Quantum Computing Milestone: QuTech Researchers Demonstrate Practical Error Correction
Researchers at QuTech, the quantum computing institute based at TU Delft, have achieved a significant milestone in quantum error correction that brings fault-tolerant quantum computing closer to practical reality. The team, led by Professor Lieven Vandersypen, successfully demonstrated a logical qubit that maintains coherence significantly longer than its constituent physical qubits — a crucial threshold that has been the holy grail of quantum computing research.
Quantum computers promise to solve problems in materials science, drug discovery, and cryptography that are fundamentally impossible for classical computers. But quantum bits — qubits — are notoriously fragile, losing their quantum information through interactions with the environment in a process called decoherence. Error correction is the key to building machines large enough to deliver on quantum computing’s promise.
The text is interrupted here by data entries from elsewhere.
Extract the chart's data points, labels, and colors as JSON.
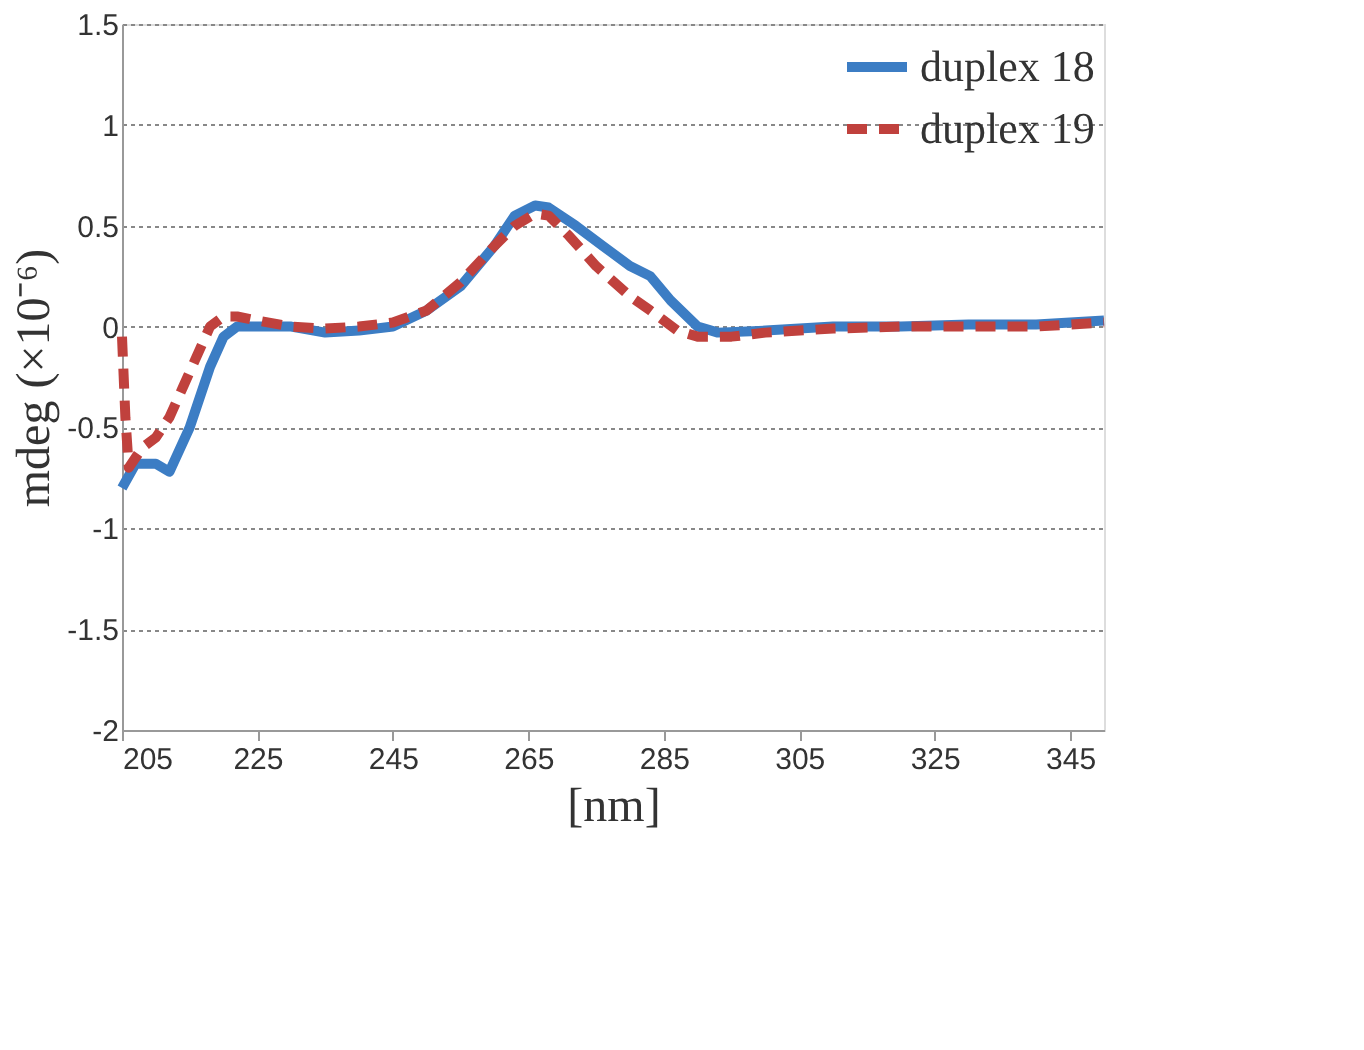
{
  "chart_data": {
    "type": "line",
    "xlabel": "[nm]",
    "ylabel": "mdeg (×10⁻⁶)",
    "xlim": [
      205,
      350
    ],
    "xticks": [
      205,
      225,
      245,
      265,
      285,
      305,
      325,
      345
    ],
    "ylim": [
      -2,
      1.5
    ],
    "yticks": [
      -2,
      -1.5,
      -1,
      -0.5,
      0,
      0.5,
      1,
      1.5
    ],
    "grid": "y",
    "legend": "top right",
    "series": [
      {
        "name": "duplex 18",
        "color": "#3c7dc4",
        "line_style": "solid",
        "x": [
          205,
          207,
          210,
          212,
          215,
          218,
          220,
          222,
          225,
          230,
          235,
          240,
          245,
          250,
          255,
          260,
          263,
          266,
          268,
          272,
          276,
          280,
          283,
          286,
          290,
          293,
          300,
          310,
          320,
          330,
          340,
          350
        ],
        "values": [
          -0.8,
          -0.68,
          -0.68,
          -0.72,
          -0.5,
          -0.2,
          -0.05,
          0.0,
          0.0,
          0.0,
          -0.03,
          -0.02,
          0.0,
          0.08,
          0.2,
          0.4,
          0.55,
          0.6,
          0.59,
          0.5,
          0.4,
          0.3,
          0.25,
          0.13,
          0.0,
          -0.03,
          -0.02,
          0.0,
          0.0,
          0.01,
          0.01,
          0.03
        ]
      },
      {
        "name": "duplex 19",
        "color": "#c0413d",
        "line_style": "dashed",
        "x": [
          205,
          205.5,
          206,
          208,
          210,
          212,
          214,
          216,
          218,
          220,
          222,
          225,
          230,
          235,
          240,
          245,
          250,
          255,
          260,
          263,
          266,
          268,
          271,
          275,
          280,
          283,
          287,
          290,
          295,
          300,
          310,
          320,
          330,
          340,
          350
        ],
        "values": [
          -0.05,
          -0.45,
          -0.7,
          -0.6,
          -0.55,
          -0.45,
          -0.3,
          -0.15,
          0.0,
          0.05,
          0.05,
          0.03,
          0.0,
          -0.01,
          0.0,
          0.02,
          0.08,
          0.22,
          0.4,
          0.5,
          0.56,
          0.55,
          0.45,
          0.3,
          0.15,
          0.08,
          -0.02,
          -0.05,
          -0.05,
          -0.03,
          -0.01,
          0.0,
          0.0,
          0.0,
          0.02
        ]
      }
    ]
  }
}
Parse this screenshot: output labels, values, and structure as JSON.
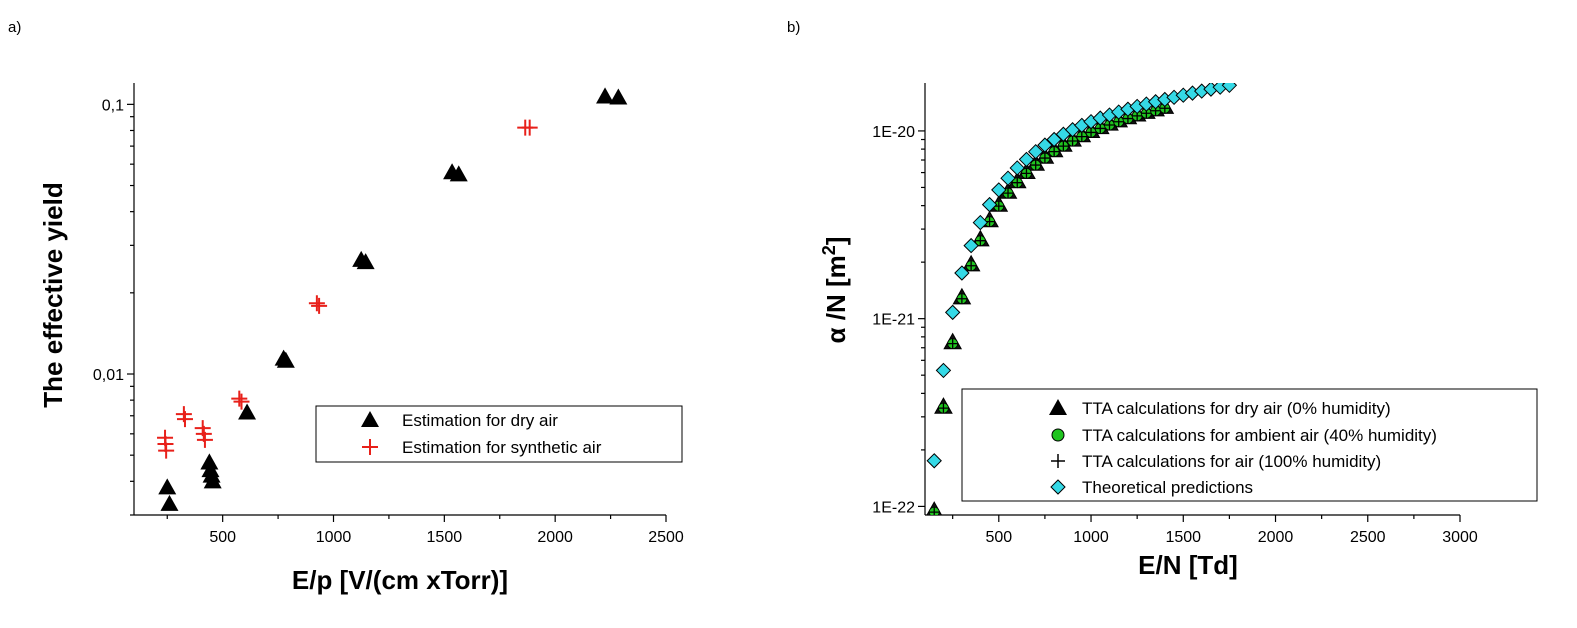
{
  "colors": {
    "triangle": "#000000",
    "synthetic_plus": "#e8201a",
    "green_circle": "#1fc41f",
    "cyan_diamond": "#35d9e6"
  },
  "chart_data": [
    {
      "type": "scatter",
      "panel_label": "a)",
      "xlabel": "E/p [V/(cm xTorr)]",
      "ylabel": "The effective yield",
      "x_scale": "linear",
      "y_scale": "log",
      "xlim": [
        100,
        2500
      ],
      "ylim": [
        0.003,
        0.12
      ],
      "x_ticks": [
        500,
        1000,
        1500,
        2000,
        2500
      ],
      "x_tick_labels": [
        "500",
        "1000",
        "1500",
        "2000",
        "2500"
      ],
      "y_ticks": [
        0.01,
        0.1
      ],
      "y_tick_labels": [
        "0,01",
        "0,1"
      ],
      "grid": false,
      "legend_position": "lower-right",
      "series": [
        {
          "name": "Estimation for dry air",
          "marker": "triangle",
          "points": [
            [
              250,
              0.0038
            ],
            [
              260,
              0.0033
            ],
            [
              440,
              0.0047
            ],
            [
              445,
              0.0044
            ],
            [
              450,
              0.0042
            ],
            [
              455,
              0.004
            ],
            [
              610,
              0.0072
            ],
            [
              775,
              0.0114
            ],
            [
              785,
              0.0112
            ],
            [
              1125,
              0.0265
            ],
            [
              1145,
              0.026
            ],
            [
              1535,
              0.056
            ],
            [
              1565,
              0.055
            ],
            [
              2225,
              0.107
            ],
            [
              2285,
              0.106
            ]
          ]
        },
        {
          "name": "Estimation for synthetic air",
          "marker": "plus",
          "points": [
            [
              240,
              0.0058
            ],
            [
              242,
              0.0055
            ],
            [
              245,
              0.0052
            ],
            [
              325,
              0.0071
            ],
            [
              330,
              0.0068
            ],
            [
              410,
              0.0063
            ],
            [
              415,
              0.006
            ],
            [
              420,
              0.0057
            ],
            [
              575,
              0.0081
            ],
            [
              585,
              0.0079
            ],
            [
              925,
              0.0183
            ],
            [
              935,
              0.0179
            ],
            [
              1865,
              0.082
            ],
            [
              1885,
              0.082
            ]
          ]
        }
      ]
    },
    {
      "type": "scatter",
      "panel_label": "b)",
      "xlabel": "E/N [Td]",
      "ylabel_main": "α /N [m",
      "ylabel_sup": "2",
      "ylabel_end": "]",
      "x_scale": "linear",
      "y_scale": "log",
      "xlim": [
        100,
        3000
      ],
      "ylim": [
        9e-23,
        1.8e-20
      ],
      "x_ticks": [
        500,
        1000,
        1500,
        2000,
        2500,
        3000
      ],
      "x_tick_labels": [
        "500",
        "1000",
        "1500",
        "2000",
        "2500",
        "3000"
      ],
      "y_ticks": [
        1e-22,
        1e-21,
        1e-20
      ],
      "y_tick_labels": [
        "1E-22",
        "1E-21",
        "1E-20"
      ],
      "grid": false,
      "legend_position": "lower-right",
      "series": [
        {
          "name": "TTA calculations for dry air (0% humidity)",
          "marker": "triangle",
          "x": [
            150,
            200,
            250,
            300,
            350,
            400,
            450,
            500,
            550,
            600,
            650,
            700,
            750,
            800,
            850,
            900,
            950,
            1000,
            1050,
            1100,
            1150,
            1200,
            1250,
            1300,
            1350,
            1400
          ],
          "y": [
            9.5e-23,
            3.4e-22,
            7.5e-22,
            1.3e-21,
            1.95e-21,
            2.65e-21,
            3.35e-21,
            4.05e-21,
            4.75e-21,
            5.4e-21,
            6.05e-21,
            6.7e-21,
            7.3e-21,
            7.9e-21,
            8.45e-21,
            9e-21,
            9.5e-21,
            1e-20,
            1.05e-20,
            1.095e-20,
            1.14e-20,
            1.185e-20,
            1.225e-20,
            1.265e-20,
            1.305e-20,
            1.345e-20
          ]
        },
        {
          "name": "TTA calculations for ambient air (40% humidity)",
          "marker": "circle",
          "x": [
            150,
            200,
            250,
            300,
            350,
            400,
            450,
            500,
            550,
            600,
            650,
            700,
            750,
            800,
            850,
            900,
            950,
            1000,
            1050,
            1100,
            1150,
            1200,
            1250,
            1300,
            1350,
            1400
          ],
          "y": [
            9.5e-23,
            3.4e-22,
            7.5e-22,
            1.3e-21,
            1.95e-21,
            2.65e-21,
            3.35e-21,
            4.05e-21,
            4.75e-21,
            5.4e-21,
            6.05e-21,
            6.7e-21,
            7.3e-21,
            7.9e-21,
            8.45e-21,
            9e-21,
            9.5e-21,
            1e-20,
            1.05e-20,
            1.095e-20,
            1.14e-20,
            1.185e-20,
            1.225e-20,
            1.265e-20,
            1.305e-20,
            1.345e-20
          ]
        },
        {
          "name": "TTA calculations for air (100% humidity)",
          "marker": "plus",
          "x": [
            150,
            200,
            250,
            300,
            350,
            400,
            450,
            500,
            550,
            600,
            650,
            700,
            750,
            800,
            850,
            900,
            950,
            1000,
            1050,
            1100,
            1150,
            1200,
            1250,
            1300,
            1350,
            1400
          ],
          "y": [
            9.5e-23,
            3.4e-22,
            7.5e-22,
            1.3e-21,
            1.95e-21,
            2.65e-21,
            3.35e-21,
            4.05e-21,
            4.75e-21,
            5.4e-21,
            6.05e-21,
            6.7e-21,
            7.3e-21,
            7.9e-21,
            8.45e-21,
            9e-21,
            9.5e-21,
            1e-20,
            1.05e-20,
            1.095e-20,
            1.14e-20,
            1.185e-20,
            1.225e-20,
            1.265e-20,
            1.305e-20,
            1.345e-20
          ]
        },
        {
          "name": "Theoretical predictions",
          "marker": "diamond",
          "x": [
            150,
            200,
            250,
            300,
            350,
            400,
            450,
            500,
            550,
            600,
            650,
            700,
            750,
            800,
            850,
            900,
            950,
            1000,
            1050,
            1100,
            1150,
            1200,
            1250,
            1300,
            1350,
            1400,
            1450,
            1500,
            1550,
            1600,
            1650,
            1700,
            1750
          ],
          "y": [
            1.75e-22,
            5.3e-22,
            1.08e-21,
            1.75e-21,
            2.45e-21,
            3.25e-21,
            4.05e-21,
            4.85e-21,
            5.6e-21,
            6.35e-21,
            7.05e-21,
            7.75e-21,
            8.4e-21,
            9e-21,
            9.6e-21,
            1.015e-20,
            1.07e-20,
            1.12e-20,
            1.17e-20,
            1.215e-20,
            1.26e-20,
            1.305e-20,
            1.35e-20,
            1.39e-20,
            1.43e-20,
            1.47e-20,
            1.51e-20,
            1.55e-20,
            1.59e-20,
            1.63e-20,
            1.67e-20,
            1.71e-20,
            1.75e-20
          ]
        }
      ]
    }
  ]
}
What the QuTech Team Achieved
The Delft team’s breakthrough involved a surface code architecture using semiconductor spin qubits — the same kind of technology used in conventional computer chips. By encoding a single logical qubit across an array of physical qubits and implementing real-time error detection and correction protocols, the researchers achieved a logical error rate below the physical error rate of individual qubits.
“Crossing this threshold is what the field has been working toward for over a decade,” explains Dr. Barbara Terhal, a theoretical physicist involved in the project. “It means we can now, in principle, scale up by adding more physical qubits and see the logical qubit get better, not worse.”
Why Spin Qubits Matter
Unlike superconducting qubits used by Google and IBM, or trapped-ion approaches from Quantinuum, silicon spin qubits have a unique advantage: they’re compatible with existing semiconductor manufacturing processes. A quantum processor built on silicon could theoretically leverage the trillion-dollar infrastructure of the classical chip industry, dramatically reducing costs and accelerating scale-up.
The Dutch government has invested heavily in quantum technology through the Quantum Delta NL program, a €615 million initiative that positions the Netherlands as a global quantum hub. QuTech, as the program’s flagship research center, has now delivered one of the most concrete demonstrations of progress toward a practical quantum computer.
The Road Ahead
While a universal fault-tolerant quantum computer remains years away, the QuTech demonstration proves the underlying physics works. The next challenges include scaling from tens to thousands of physical qubits while maintaining error correction performance, improving gate fidelities, and developing the cryogenic control electronics needed to operate large qubit arrays.
Industry partners including ASML, ASM International, and several Dutch semiconductor equipment manufacturers are closely following the developments, recognizing that quantum computing could eventually revolutionize chip design itself — creating a virtuous cycle where better computers design even better computers.